Short story long, I now have a handful of coupons and a pair of games to give away, and nobody obvious to give them to.  (I’m keeping the lumps of coal.)

Steam Stuff

For the next few hours, Terraria and the Portal games are on deep discount (and I highly recommend Portal and Portal 2), so those coupons aren’t much use at the moment, but they will be someday.

So… how to decide who to give them to?

Well, for Cogs, a great little sliding tile puzzle game with delightful steampunky overtones, how about this?  Whomever makes the gearflake that my panel of elite judges likes the most will win Cogs.  Instructions for how to make a gearflake are in my Steampunk Snowflake post from a little while back, but don’t just take that pattern, try something new, a variation on the theme of “gears and snowflake”.

For World of Goo, a fantastic puzzle/building game, I’m looking for a good practical way to make some goo of my own, for some Zomblobs! promotional experiments.  The person who finds me the best recipe for homebrew goo suited for my use will win the game.  Specifically, I’m looking for some sort of goo that’s partially translucent, mostly gelatinous, but able to hold a shape well enough that it could be used as a board game piece, about the size of a standard chess pawn.  Sort of a stronger, more durable JELL-O, nontoxic, of course.  I’ll need to be able to put it into a mold for shaping, so it will need to be mostly liquid but be able to “set” and be removed easily from a mold (so the final surface can’t be sticky, and it shouldn’t stick to a plastic or ceramic mold).

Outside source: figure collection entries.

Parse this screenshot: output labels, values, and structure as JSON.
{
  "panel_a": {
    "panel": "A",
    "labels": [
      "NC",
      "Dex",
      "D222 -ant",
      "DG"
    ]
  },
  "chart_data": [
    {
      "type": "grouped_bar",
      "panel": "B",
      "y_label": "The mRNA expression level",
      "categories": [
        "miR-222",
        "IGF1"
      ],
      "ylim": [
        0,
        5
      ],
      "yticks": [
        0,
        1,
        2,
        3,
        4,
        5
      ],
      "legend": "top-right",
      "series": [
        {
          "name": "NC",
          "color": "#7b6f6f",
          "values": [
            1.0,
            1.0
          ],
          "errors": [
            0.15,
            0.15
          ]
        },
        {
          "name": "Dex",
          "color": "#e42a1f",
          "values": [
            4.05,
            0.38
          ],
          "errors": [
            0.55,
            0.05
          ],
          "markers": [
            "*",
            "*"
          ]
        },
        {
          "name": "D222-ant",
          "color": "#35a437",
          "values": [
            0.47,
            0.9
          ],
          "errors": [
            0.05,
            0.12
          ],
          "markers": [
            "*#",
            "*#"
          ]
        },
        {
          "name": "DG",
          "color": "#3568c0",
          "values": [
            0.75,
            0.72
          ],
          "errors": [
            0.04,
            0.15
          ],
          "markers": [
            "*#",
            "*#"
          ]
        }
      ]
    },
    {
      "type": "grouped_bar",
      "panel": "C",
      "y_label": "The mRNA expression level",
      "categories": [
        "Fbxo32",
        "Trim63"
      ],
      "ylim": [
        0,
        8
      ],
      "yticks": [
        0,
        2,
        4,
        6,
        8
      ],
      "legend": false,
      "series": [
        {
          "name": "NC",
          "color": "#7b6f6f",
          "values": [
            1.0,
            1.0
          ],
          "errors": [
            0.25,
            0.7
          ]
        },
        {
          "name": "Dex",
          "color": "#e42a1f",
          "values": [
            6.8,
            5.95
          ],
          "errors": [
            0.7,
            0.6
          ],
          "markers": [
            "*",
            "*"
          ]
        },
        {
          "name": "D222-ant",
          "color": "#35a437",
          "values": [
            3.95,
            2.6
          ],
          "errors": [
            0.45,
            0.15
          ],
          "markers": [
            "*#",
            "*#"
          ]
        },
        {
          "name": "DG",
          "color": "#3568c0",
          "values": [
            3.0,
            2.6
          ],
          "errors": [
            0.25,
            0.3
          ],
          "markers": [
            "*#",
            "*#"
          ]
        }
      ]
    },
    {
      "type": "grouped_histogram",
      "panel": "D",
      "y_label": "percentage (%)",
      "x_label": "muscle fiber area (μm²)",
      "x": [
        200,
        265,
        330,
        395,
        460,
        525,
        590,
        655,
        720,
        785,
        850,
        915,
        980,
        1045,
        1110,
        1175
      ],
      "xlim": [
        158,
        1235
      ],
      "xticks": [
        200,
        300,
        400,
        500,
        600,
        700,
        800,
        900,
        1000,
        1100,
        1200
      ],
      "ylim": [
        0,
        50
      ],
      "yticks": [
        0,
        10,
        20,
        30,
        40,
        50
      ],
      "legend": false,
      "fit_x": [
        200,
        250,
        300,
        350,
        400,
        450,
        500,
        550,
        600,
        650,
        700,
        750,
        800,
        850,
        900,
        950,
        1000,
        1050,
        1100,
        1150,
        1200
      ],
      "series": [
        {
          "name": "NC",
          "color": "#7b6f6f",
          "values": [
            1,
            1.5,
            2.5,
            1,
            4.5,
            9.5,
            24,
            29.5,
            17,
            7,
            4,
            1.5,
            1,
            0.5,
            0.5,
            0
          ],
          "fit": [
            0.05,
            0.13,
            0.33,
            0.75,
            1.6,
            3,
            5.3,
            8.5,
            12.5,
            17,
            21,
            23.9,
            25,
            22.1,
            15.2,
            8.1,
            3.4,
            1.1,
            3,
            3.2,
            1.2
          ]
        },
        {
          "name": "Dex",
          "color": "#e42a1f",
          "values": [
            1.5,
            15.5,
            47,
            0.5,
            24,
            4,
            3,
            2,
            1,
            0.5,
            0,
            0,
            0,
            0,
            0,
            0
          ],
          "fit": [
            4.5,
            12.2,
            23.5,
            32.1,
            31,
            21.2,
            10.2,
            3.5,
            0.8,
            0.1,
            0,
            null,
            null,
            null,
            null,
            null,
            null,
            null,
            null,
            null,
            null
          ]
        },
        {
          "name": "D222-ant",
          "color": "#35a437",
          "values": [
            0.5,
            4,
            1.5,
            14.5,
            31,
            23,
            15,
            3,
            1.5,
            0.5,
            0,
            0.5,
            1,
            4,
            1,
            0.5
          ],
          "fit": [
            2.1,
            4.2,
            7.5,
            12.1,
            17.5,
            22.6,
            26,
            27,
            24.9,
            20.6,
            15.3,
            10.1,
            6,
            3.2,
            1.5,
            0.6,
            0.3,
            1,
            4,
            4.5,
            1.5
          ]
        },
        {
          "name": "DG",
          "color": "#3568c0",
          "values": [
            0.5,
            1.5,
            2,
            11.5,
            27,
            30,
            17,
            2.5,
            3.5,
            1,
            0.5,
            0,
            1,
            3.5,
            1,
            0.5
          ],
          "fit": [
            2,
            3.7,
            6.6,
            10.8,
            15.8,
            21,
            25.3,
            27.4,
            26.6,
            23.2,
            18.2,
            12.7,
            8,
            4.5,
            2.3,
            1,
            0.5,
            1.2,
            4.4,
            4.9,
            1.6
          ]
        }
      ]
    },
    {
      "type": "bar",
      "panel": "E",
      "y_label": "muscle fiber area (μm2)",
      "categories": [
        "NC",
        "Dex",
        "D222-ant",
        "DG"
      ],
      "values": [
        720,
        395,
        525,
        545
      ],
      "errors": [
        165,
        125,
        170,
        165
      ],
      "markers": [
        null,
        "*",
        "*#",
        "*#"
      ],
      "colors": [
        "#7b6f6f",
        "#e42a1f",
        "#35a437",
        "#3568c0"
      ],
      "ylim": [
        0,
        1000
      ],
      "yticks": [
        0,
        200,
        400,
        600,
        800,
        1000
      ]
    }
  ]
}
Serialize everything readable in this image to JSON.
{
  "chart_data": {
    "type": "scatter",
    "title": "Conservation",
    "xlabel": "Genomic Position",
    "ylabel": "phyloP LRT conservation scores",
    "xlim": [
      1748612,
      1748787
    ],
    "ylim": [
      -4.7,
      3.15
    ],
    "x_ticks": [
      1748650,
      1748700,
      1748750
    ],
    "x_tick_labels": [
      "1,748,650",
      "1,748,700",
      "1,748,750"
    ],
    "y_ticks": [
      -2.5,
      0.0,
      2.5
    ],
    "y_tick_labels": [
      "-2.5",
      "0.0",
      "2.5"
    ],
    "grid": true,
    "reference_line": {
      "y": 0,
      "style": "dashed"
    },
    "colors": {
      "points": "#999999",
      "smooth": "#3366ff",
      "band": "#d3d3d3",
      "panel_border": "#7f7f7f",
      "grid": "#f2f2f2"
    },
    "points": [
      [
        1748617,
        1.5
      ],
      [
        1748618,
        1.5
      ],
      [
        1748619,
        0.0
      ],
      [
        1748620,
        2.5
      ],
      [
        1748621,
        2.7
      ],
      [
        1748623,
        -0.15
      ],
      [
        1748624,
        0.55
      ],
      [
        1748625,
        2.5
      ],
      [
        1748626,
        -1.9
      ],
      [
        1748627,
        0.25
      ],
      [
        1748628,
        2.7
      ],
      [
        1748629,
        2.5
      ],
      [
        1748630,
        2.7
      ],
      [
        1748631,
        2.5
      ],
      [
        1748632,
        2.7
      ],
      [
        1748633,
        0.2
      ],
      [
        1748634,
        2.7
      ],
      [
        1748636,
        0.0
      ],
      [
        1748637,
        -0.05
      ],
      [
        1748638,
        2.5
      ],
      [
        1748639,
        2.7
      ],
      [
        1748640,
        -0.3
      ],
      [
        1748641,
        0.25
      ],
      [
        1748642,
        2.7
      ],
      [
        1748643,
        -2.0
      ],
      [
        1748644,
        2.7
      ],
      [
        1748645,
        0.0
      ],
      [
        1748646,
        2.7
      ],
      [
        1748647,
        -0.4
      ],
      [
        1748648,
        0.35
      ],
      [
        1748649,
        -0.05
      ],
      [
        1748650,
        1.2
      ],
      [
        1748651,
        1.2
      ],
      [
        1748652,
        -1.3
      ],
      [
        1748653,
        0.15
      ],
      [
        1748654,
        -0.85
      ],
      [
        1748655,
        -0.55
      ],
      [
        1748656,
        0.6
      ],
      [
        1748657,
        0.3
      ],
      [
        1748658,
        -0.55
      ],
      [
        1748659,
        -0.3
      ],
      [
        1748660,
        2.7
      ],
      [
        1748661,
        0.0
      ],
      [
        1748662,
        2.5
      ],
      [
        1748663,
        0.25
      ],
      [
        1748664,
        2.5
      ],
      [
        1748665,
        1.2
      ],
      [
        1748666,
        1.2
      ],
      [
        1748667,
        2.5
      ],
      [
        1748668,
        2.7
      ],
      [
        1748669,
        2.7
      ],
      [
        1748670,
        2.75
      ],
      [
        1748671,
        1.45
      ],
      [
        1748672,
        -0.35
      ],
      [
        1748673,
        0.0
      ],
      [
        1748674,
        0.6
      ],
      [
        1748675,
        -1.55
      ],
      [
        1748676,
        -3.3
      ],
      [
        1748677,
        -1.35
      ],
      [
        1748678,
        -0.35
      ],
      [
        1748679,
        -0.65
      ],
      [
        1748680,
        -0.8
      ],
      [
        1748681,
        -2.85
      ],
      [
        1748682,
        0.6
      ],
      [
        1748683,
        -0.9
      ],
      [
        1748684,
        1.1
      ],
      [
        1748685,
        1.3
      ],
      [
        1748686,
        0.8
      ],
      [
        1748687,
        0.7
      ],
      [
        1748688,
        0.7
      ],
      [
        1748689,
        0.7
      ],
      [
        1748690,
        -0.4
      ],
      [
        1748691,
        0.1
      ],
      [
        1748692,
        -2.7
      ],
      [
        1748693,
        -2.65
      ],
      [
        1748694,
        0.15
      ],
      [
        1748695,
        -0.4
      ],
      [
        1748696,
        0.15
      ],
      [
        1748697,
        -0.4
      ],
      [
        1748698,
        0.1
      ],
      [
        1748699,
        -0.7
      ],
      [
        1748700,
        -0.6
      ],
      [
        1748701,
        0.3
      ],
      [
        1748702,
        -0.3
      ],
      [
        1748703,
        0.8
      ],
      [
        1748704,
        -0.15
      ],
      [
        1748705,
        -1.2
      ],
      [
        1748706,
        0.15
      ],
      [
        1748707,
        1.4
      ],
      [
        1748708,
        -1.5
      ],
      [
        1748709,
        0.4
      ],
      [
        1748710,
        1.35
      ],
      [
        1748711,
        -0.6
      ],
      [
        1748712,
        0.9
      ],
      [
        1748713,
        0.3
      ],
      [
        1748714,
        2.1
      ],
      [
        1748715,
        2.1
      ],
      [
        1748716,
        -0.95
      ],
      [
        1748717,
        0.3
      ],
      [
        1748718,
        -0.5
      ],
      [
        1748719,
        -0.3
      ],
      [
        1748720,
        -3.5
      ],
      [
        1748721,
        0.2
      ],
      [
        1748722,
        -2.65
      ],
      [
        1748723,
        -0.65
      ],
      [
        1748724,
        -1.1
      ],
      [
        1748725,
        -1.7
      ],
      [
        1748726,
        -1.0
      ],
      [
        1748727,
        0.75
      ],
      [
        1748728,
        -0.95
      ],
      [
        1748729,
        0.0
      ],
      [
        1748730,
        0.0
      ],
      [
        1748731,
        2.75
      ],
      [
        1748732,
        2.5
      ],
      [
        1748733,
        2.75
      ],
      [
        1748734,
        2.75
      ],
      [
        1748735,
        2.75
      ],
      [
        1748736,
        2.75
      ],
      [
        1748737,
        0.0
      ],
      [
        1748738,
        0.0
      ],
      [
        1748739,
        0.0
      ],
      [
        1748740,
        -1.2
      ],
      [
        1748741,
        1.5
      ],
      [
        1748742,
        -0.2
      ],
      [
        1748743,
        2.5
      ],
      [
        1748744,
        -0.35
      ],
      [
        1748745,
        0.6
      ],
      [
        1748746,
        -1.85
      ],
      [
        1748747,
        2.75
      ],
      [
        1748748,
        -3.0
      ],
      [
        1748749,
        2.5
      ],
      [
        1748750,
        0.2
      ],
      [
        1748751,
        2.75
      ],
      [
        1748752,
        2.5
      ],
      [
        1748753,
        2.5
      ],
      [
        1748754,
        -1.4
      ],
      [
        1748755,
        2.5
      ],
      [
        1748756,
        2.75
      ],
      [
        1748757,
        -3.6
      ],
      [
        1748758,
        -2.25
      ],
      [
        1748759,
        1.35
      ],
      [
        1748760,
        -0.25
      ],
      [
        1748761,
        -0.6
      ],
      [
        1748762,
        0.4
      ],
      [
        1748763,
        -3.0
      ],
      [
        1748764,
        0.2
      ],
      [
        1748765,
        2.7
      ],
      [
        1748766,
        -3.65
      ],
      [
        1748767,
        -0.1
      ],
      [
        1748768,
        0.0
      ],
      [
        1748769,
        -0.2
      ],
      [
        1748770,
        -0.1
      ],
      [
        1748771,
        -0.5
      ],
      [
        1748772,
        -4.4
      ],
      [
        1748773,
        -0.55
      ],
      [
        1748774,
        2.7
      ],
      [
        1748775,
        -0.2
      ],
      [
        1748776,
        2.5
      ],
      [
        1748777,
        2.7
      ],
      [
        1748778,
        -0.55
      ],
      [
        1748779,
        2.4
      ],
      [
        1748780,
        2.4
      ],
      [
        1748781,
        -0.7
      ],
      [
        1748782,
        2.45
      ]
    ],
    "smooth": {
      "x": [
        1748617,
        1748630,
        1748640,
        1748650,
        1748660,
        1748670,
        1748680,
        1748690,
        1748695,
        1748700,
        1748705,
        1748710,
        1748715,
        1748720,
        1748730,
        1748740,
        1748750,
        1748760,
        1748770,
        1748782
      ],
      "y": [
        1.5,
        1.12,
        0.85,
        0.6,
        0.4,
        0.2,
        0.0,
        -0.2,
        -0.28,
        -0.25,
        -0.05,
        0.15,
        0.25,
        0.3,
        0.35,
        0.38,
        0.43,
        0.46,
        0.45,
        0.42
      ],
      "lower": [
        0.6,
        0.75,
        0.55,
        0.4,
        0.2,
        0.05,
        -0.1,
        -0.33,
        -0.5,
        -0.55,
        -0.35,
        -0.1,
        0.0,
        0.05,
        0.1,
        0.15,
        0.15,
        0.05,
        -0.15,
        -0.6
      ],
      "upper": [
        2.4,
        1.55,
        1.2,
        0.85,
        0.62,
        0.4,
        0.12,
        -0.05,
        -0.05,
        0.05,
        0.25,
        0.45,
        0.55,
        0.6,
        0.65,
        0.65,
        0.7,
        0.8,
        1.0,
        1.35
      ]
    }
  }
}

As for the coupons, as specific as they are, it’s probably best to just say that whomever speaks up first for a specific coupon will get it.

Entries for the Cogs and World of Goo contest should be sent to my contact email, tishtoshtesh in the gmail system.  If you’re the first one to speak up for a coupon (speak up here first, then if you’re first, email me), please send your Steam handle to me at that same email, and I’ll get in touch.

For all of these, it looks like I’ll need to be logged into Steam and so will you to perform the trade (really just me giving you the widget), so it may take a few days or so to get the timing right, just because of scheduling, but I’ll do what I can, again, communicating via that gmail address.

Entries for the game contests have until January 15th, but the coupons are up for grabs immediately.

Happy New Year!

2012 should be a good year.  It’s either the end of the world or the release of Zomblobs! and either should prove interesting.  (I’m still formatting the rulebook PDFs for the Zomblobs! beta.  I meant to have it done last week, but circumstances prevented it.)